The title seem relative…
That is what I am listening to as the new apartment complex is being built next door. Something that has been quite the nuisance since I’ve been here. I guess, also hearing the sounds of construction could also be a slight trigger. Not one that sets me in a mood – but one that sets me in the need to be flighty. When you walk out my front door, the fence, it’s chain link, and like 5 feet from the door. The apartment/ construction site’s way of trying to minimize the students sneaking out of school. But really, it looks like a prison. The fences are tall – and they line up with a wood paneled fence – once you go around the corner – it’s beautiful. The front has a little area to put like a picnic table and what not – but really – who wants to sit and look at metal all day – combined with bare sun???
Which – Spring is coming – it’s going to be miserable here. We had hoped to be moving into a purchased home by now. Well I had. Greg – he is down for whatever, but I just don’t even know how we are going to make anything possible – but there’s a part of me that knows this is just a bump that will take me to something greater.

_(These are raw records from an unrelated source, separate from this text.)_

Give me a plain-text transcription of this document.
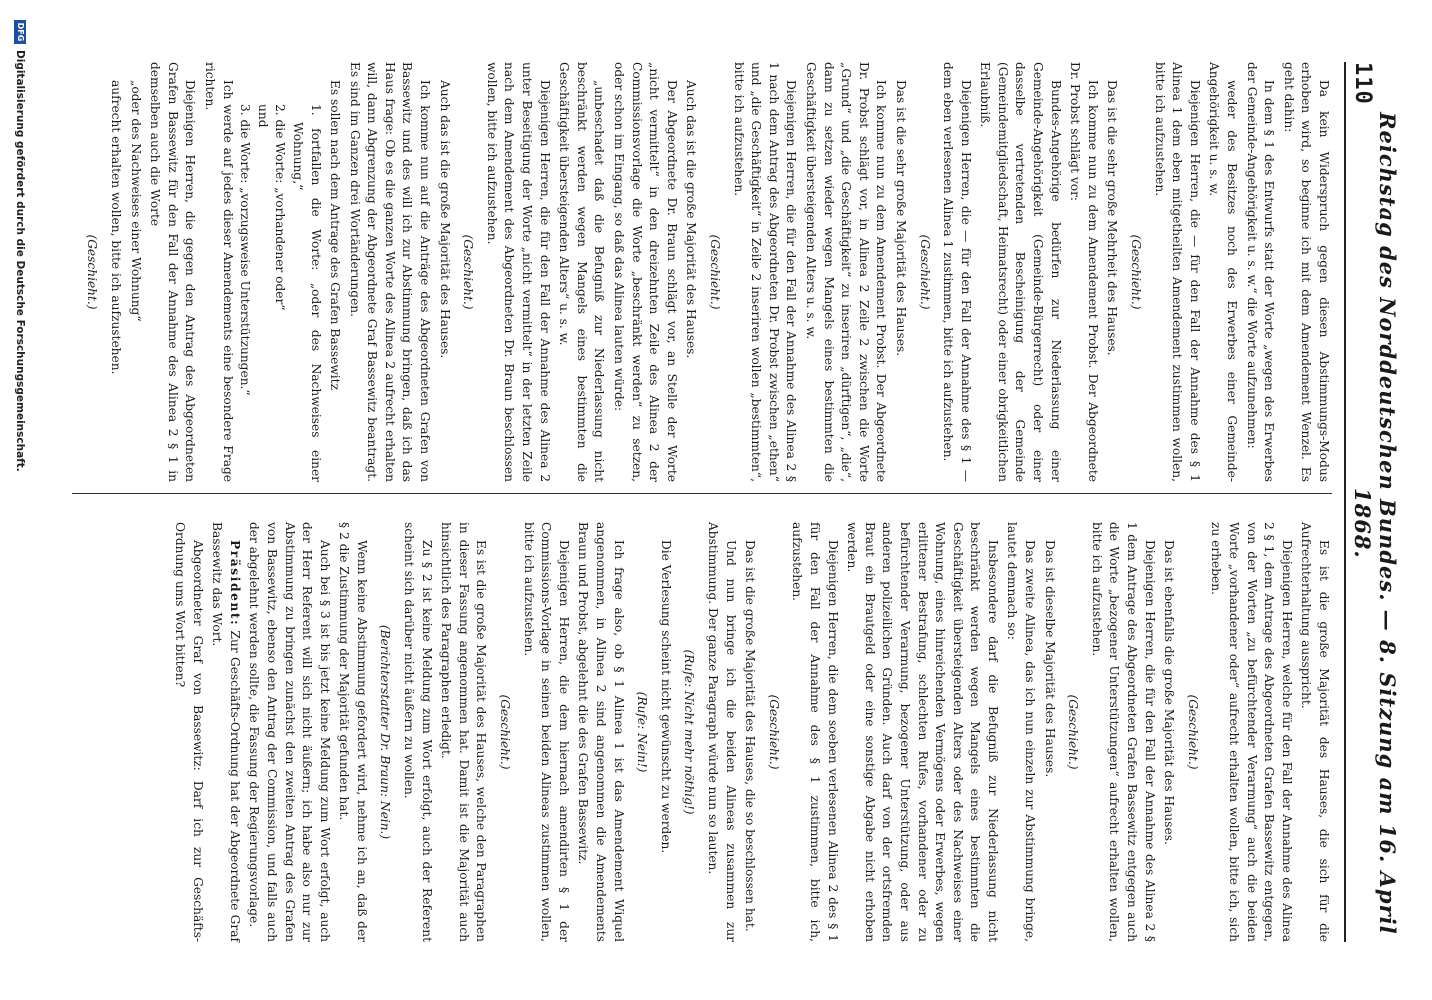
110
Reichstag des Norddeutschen Bundes. — 8. Sitzung am 16. April 1868.

Da kein Widerspruch gegen diesen Abstimmungs-Modus erhoben wird, so beginne ich mit dem Amendement Wenzel. Es geht dahin:

In dem § 1 des Entwurfs statt der Worte „wegen des Erwerbes der Gemeinde-Angehörigkeit u. s. w.“ die Worte aufzunehmen:

weder des Besitzes noch des Erwerbes einer Gemeinde-Angehörigkeit u. s. w.

Diejenigen Herren, die — für den Fall der Annahme des § 1 Alinea 1 dem eben mitgetheilten Amendement zustimmen wollen, bitte ich aufzustehen.

(Geschieht.)

Das ist die sehr große Mehrheit des Hauses.

Ich komme nun zu dem Amendement Probst. Der Abgeordnete Dr. Probst schlägt vor:

Bundes-Angehörige bedürfen zur Niederlassung einer Gemeinde-Angehörigkeit (Gemeinde-Bürgerrecht) oder einer dasselbe vertretenden Bescheinigung der Gemeinde (Gemeindemitgliedschaft, Heimatsrecht) oder einer obrigkeitlichen Erlaubniß.

Diejenigen Herren, die — für den Fall der Annahme des § 1 — dem eben verlesenen Alinea 1 zustimmen, bitte ich aufzustehen.

(Geschieht.)

Das ist die sehr große Majorität des Hauses.

Ich komme nun zu dem Amendement Probst. Der Abgeordnete Dr. Probst schlägt vor, in Alinea 2 Zeile 2 zwischen die Worte „Grund“ und „die Geschäftigkeit“ zu inseriren „dürftigen“, „die“, dann zu setzen wieder wegen Mangels eines bestimmten die Geschäftigkeit übersteigenden Alters u. s. w.

Diejenigen Herren, die für den Fall der Annahme des Alinea 2 § 1 nach dem Antrag des Abgeordneten Dr. Probst zwischen „ethen“ und „die Geschäftigkeit“ in Zeile 2 inseriren wollen „bestimmten“, bitte ich aufzustehen.

(Geschieht.)

Auch das ist die große Majorität des Hauses.

Der Abgeordnete Dr. Braun schlägt vor, an Stelle der Worte „nicht vermittelt“ in den dreizehnten Zeile des Alinea 2 der Commissionsvorlage die Worte „beschränkt werden“ zu setzen, oder schon im Eingang, so daß das Alinea lauten würde:

„unbeschadet daß die Befugniß zur Niederlassung nicht beschränkt werden wegen Mangels eines bestimmten die Geschäftigkeit übersteigenden Alters“ u. s. w.

Diejenigen Herren, die für den Fall der Annahme des Alinea 2 unter Beseitigung der Worte „nicht vermittelt“ in der letzten Zeile nach dem Amendement des Abgeordneten Dr. Braun beschlossen wollen, bitte ich aufzustehen.

(Geschieht.)

Auch das ist die große Majorität des Hauses.

Ich komme nun auf die Anträge des Abgeordneten Grafen von Bassewitz und des will ich zur Abstimmung bringen, daß ich das Haus frage: Ob es die ganzen Worte des Alinea 2 aufrecht erhalten will, dann Abgrenzung der Abgeordnete Graf Bassewitz beantragt. Es sind im Ganzen drei Wortänderungen.

Es sollen nach dem Antrage des Grafen Bassewitz

1. fortfallen die Worte: „oder des Nachweises einer Wohnung,“

2. die Worte: „vorhandener oder“

und

3. die Worte: „vorzugsweise Unterstützungen.“

Ich werde auf jedes dieser Amendements eine besondere Frage richten.

Diejenigen Herren, die gegen den Antrag des Abgeordneten Grafen Bassewitz für den Fall der Annahme des Alinea 2 § 1 in demselben auch die Worte

„oder des Nachweises einer Wohnung“

aufrecht erhalten wollen, bitte ich aufzustehen.

(Geschieht.)

Es ist die große Majorität des Hauses, die sich für die Aufrechterhaltung ausspricht.

Diejenigen Herren, welche für den Fall der Annahme des Alinea 2 § 1, dem Antrage des Abgeordneten Grafen Bassewitz entgegen, von der Worten „zu befürchtender Verarmung“ auch die beiden Worte „vorhandener oder“ aufrecht erhalten wollen, bitte ich, sich zu erheben.

(Geschieht.)

Das ist ebenfalls die große Majorität des Hauses.

Diejenigen Herren, die für den Fall der Annahme des Alinea 2 § 1 dem Antrage des Abgeordneten Grafen Bassewitz entgegen auch die Worte „bezogener Unterstützungen“ aufrecht erhalten wollen, bitte ich aufzustehen.

(Geschieht.)

Das ist dieselbe Majorität des Hauses.

Das zweite Alinea, das ich nun einzeln zur Abstimmung bringe, lautet demnach so:

Insbesondere darf die Befugniß zur Niederlassung nicht beschränkt werden wegen Mangels eines bestimmten die Geschäftigkeit übersteigenden Alters oder des Nachweises einer Wohnung, eines hinreichenden Vermögens oder Erwerbes, wegen erlittener Bestrafung, schlechten Rufes, vorhandener oder zu befürchtender Verarmung, bezogener Unterstützung, oder aus anderen polizeilichen Gründen. Auch darf von der ortsfremden Braut ein Brautgeld oder eine sonstige Abgabe nicht erhoben werden.

Diejenigen Herren, die dem soeben verlesenen Alinea 2 des § 1 für den Fall der Annahme des § 1 zustimmen, bitte ich, aufzustehen.

(Geschieht.)

Das ist die große Majorität des Hauses, die so beschlossen hat.

Und nun bringe ich die beiden Alineas zusammen zur Abstimmung. Der ganze Paragraph würde nun so lauten.

(Rufe: Nicht mehr nöthig!)

Die Verlesung scheint nicht gewünscht zu werden.

(Rufe: Nein!)

Ich frage also, ob § 1 Alinea 1 ist das Amendement Wiquel angenommen, in Alinea 2 sind angenommen die Amendements Braun und Probst, abgelehnt die des Grafen Bassewitz.

Diejenigen Herren, die dem hiernach amendirten § 1 der Commissions-Vorlage in seinen beiden Alineas zustimmen wollen, bitte ich aufzustehen.

(Geschieht.)

Es ist die große Majorität des Hauses, welche den Paragraphen in dieser Fassung angenommen hat. Damit ist die Majorität auch hinsichtlich des Paragraphen erledigt.

Zu § 2 ist keine Meldung zum Wort erfolgt, auch der Referent scheint sich darüber nicht äußern zu wollen.

(Berichterstatter Dr. Braun: Nein.)

Wenn keine Abstimmung gefordert wird, nehme ich an, daß der § 2 die Zustimmung der Majorität gefunden hat.

Auch bei § 3 ist bis jetzt keine Meldung zum Wort erfolgt, auch der Herr Referent will sich nicht äußern; ich habe also nur zur Abstimmung zu bringen zunächst den zweiten Antrag des Grafen von Bassewitz, ebenso den Antrag der Commission, und falls auch der abgelehnt werden sollte, die Fassung der Regierungsvorlage.

Präsident: Zur Geschäfts-Ordnung hat der Abgeordnete Graf Bassewitz das Wort.

Abgeordneter Graf von Bassewitz: Darf ich zur Geschäfts-Ordnung ums Wort bitten?

DFG
Digitalisierung gefördert durch die Deutsche Forschungsgemeinschaft.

I don’t know if it’s the guided imagery videos or what – but there is a huge part of me that feels like soon, I will be doing what I love to make money (baking and music), we will be living in a purchased property that has land for my furry kids, soil to touch, earth to explore, peace in my soul, life finally slowing down enough to enjoy it, to enjoy creating, building, things I have a serious desire and passion to do, and be able to not only provide, but to even prosper, but how? I have the basics. I have the brains. Now just the client base.
I really wanna open my own bakery, a place where my daughter can work, and Greg. A place where we can create, live, and love life. For now, I’ll keep pushing my sweet treats locally in hopes to manage bills enough to not burden Greg too much. Even though, he considers none of this a burden. For him, he sees the pain, he sees the healing, he sees the soul ripping apart while the band-aids lift so I can finally stitch up all the wounds of my past, so my past will not continue to bleed into my future. Things deeply buried that have been rising one track at a time, never seen by myself, subconscious lyrics that meant so much more than I had even imagined…

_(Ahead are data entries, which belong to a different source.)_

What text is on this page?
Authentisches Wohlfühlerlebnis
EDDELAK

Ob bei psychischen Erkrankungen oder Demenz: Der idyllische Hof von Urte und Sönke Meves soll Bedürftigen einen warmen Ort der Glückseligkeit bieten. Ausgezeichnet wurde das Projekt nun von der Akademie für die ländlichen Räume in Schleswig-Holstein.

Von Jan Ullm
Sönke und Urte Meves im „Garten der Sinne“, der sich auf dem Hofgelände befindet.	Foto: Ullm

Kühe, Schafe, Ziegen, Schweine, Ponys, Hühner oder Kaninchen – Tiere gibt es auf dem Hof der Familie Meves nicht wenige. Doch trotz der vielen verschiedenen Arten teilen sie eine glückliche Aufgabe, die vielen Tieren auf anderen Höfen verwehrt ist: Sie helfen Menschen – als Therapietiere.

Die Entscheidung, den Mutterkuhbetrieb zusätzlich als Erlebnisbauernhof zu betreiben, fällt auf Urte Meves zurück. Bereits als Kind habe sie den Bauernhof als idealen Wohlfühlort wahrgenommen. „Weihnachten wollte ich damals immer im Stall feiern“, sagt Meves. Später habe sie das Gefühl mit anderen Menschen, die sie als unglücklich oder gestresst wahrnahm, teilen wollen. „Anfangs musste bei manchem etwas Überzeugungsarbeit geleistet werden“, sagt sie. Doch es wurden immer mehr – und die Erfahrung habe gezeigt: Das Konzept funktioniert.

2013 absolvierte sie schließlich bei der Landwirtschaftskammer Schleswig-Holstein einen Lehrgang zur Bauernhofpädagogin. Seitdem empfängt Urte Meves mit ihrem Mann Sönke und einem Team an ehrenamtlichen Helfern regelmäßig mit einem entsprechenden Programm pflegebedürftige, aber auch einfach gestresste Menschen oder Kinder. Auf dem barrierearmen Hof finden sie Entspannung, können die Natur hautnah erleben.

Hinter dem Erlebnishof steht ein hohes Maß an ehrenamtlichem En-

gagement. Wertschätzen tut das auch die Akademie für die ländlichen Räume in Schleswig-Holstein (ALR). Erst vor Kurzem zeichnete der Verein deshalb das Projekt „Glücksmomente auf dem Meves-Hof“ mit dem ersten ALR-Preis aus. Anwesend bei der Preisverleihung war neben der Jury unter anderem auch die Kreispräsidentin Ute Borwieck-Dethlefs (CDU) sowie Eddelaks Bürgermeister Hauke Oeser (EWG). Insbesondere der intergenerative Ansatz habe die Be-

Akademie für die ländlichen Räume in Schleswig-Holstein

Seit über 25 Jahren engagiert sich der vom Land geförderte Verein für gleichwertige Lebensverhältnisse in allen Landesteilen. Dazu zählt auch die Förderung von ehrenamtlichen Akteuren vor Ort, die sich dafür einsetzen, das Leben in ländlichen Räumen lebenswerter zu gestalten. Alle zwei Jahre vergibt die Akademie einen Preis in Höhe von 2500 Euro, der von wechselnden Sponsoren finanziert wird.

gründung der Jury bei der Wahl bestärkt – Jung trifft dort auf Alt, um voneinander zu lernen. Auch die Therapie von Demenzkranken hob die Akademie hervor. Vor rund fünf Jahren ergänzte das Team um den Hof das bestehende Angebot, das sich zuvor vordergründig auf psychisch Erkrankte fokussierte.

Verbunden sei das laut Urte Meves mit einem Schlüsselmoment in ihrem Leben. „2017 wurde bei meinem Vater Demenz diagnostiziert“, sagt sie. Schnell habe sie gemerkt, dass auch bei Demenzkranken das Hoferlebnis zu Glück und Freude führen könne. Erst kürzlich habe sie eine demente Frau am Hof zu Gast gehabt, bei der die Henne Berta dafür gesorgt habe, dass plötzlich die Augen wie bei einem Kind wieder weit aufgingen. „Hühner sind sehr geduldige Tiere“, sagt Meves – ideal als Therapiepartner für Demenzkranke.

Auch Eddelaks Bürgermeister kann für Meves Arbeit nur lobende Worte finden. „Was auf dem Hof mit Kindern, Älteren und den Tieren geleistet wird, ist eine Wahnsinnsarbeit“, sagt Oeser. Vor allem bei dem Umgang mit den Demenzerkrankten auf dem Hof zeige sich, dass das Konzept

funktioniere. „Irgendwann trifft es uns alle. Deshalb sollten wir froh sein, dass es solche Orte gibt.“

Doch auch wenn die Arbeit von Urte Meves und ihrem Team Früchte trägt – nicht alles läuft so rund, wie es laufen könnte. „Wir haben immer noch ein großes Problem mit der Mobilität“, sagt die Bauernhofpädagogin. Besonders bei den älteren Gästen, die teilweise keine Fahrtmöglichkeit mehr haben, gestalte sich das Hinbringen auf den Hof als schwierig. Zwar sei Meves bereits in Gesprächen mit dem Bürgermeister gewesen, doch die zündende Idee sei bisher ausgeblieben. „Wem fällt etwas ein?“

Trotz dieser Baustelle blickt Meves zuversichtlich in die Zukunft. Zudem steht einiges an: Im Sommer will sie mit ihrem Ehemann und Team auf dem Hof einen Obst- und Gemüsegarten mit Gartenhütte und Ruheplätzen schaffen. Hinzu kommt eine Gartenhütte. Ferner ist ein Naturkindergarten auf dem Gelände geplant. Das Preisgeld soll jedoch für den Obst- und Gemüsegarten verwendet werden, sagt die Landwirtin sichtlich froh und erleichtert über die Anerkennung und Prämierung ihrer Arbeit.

My subconscious was giving me a warning message through my music – and for me – I was just writing music – yes it meant something – something deep – but looking back – it’s so much deeper.
I can remember looking over to Greg, he does too, the minute after we published “That’s Some Shady Shit” I looked over to him and said “I dug a little too deep with that one” The odd thing is – the song is fun – like I was easing myself into the realization about something so deeply rooted about to be unsurfaced. The last verse had given me chills, but the excitement over the song – still there. To this day. The track won first place in #September #heroes #contest My dedication track to Eminem. More so hip-hop in general. The one thing I had alone because no one in my family listened to it, plus I connected with some of the evol shit on a different level. The trailer hood lifestyle ain’t no joke – and ain’t for the weak. The shit going on in my head really wasn’t about love or broke down trucks – although I love country music – only a few songs hold any place in my soul. (They almost all Reba…)
Your lyrics – those were lit
Funny thing was,
I had notebooks of my own
Just 15 and already feeling grown.
A few painful seeds already sewn
Wanting to wander off and listen to you alone.
Never feeling right in the light,
never sleeping at night
Putting up that good fight
Receiving that knife
It’s okay, I’ll be alright
Em will hold me tight
I put it down in graphite
Send it through Satellite
Take it however you want to, cause right now I’m trying to unfold it all. But my notebooks, they have always been the key to my emotions, my thoughts. Often not even realizing what I am saying fully – just watching the pen glide across the paper – or the words typing across the screen – it all just flows….
The lyrics, I know what they mean. At the time, maybe not so much, but now, yea…
The next song that came after that kind of has me a little nerves, but you can also see that I was teetering with my emotions heavily at the time – even if I didn’t realize it at the time. The beat itself was called “Matter Undermined” – just seemed almost too perfect right. The lyrics deep.. The song intense looking back.
I was trying to give myself a warning that something was coming. Something very emotional, very deep. I may have not listened, but I am now. I have no choice to. The moment to deal with this is now. Where it’s the ideal time or not, is there ever? My mental illness is here, and needs attention, and I need to take to time to let it get better.
I have no choice to. If I continue to inject myself into these situations where I am uncomfortable or negatively influencing my outlook, I will honestly loose my shit.
I keep reminding myself “I am not stuck” but dam – why does it have to be so hard?
Hard or not though, I will overcome this battle much like all the others…
For now, my dreams will become my reality, one beautiful cupcake at a time.